Oft beschränkt sich der BD-Live-Inhalt noch auf den Trailer. Doch es geht auch anders: Sony hat zum Beispiel eine Datenbank namens Movie IQ entwickelt, die mit Hintergrundinformationen zu Filmen, Schauspielern oder Drehorten gefüttert und aktuell gehalten wird. «Illuminati» ist der erste Sony-Film, bei dem Cineasten diese Datenquelle anzapfen können. Falls gewünscht, erscheint an bestimmten Stellen im Film ein Symbol. Wer dann neugierig ist, ruft die signalisierten Internet-Informationen per Fernbedienung ab.

Für verschiedene Staffeln der Krimi-Serie CSI hat beispielsweise das Authoring-Studio Imagion Informationen zu Schauspielern, Interviews und ein Ermittler-Lexikon mit Fachbegriffen zusammengestellt. Zudem können sich Krimifreunde vom Ohrensessel aus über den Blu-ray-Player mit Gleichgesinnten in einer eigenen CSI-Community austauschen.
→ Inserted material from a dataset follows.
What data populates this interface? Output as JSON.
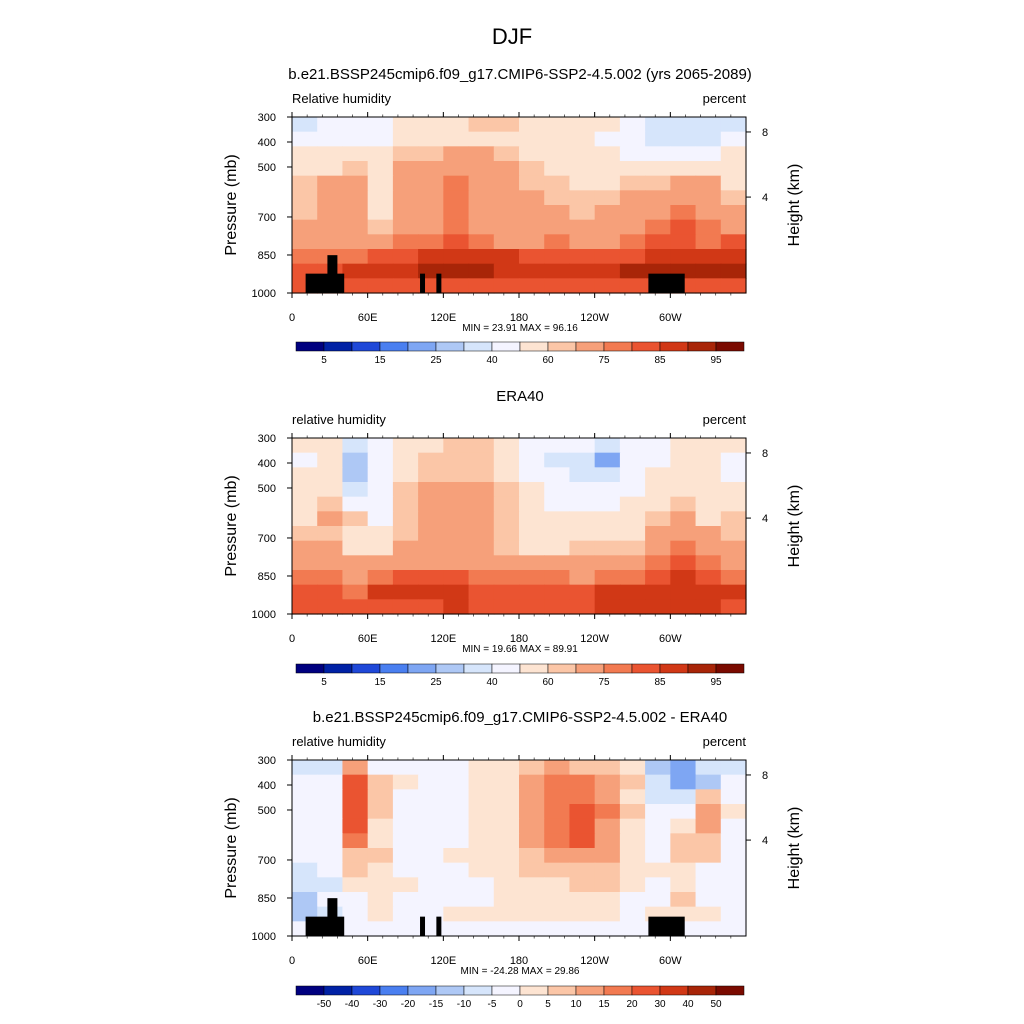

Filmtitel mit Anbindungen an Facebook oder Twitter sind bisher erst für die US-Versionen einiger Filme erschienen. «Killerapplikationen» sind das vielleicht noch nicht, aber von zum Film passenden Spielen und Online-Shops über Musik-Streams bis hin zur Landkarte, die anzeigt, wo auf der Welt der gleiche Film gerade noch geschaut wird, gibt es viele Ideen.

Darüber, ob es sich angesichts des noch dünnen Angebots an Filmen mit BD-Live-Mehrwert lohnt, einen Player mit dem BD-Profil 2.0 anzuschaffen, muss sich der Käufer nicht mehr den Kopf zerbrechen. 2.0-Abspielgeräte sind bereits für unter 200 Euro zu haben - und die Preise sinken weiter. Es ist nur eine Frage der Zeit, bis das Profil 2.0 auch bei den absoluten Einstiegsmodellen Standard sein wird.

Auch abseits von BD Live zeichnet sich die Entwicklung der Blu-ray-Player hin zu kleinen Multimediazentralen fürs Wohnzimmer ab. Immer mehr Hersteller spendieren ihren Geräten Extras wie eine YouTube-Schnittstelle, eine Streamingfunktion für Audio- und Videoinhalte aus dem Netzwerk oder einen USB-Anschluss für externe Festplatten.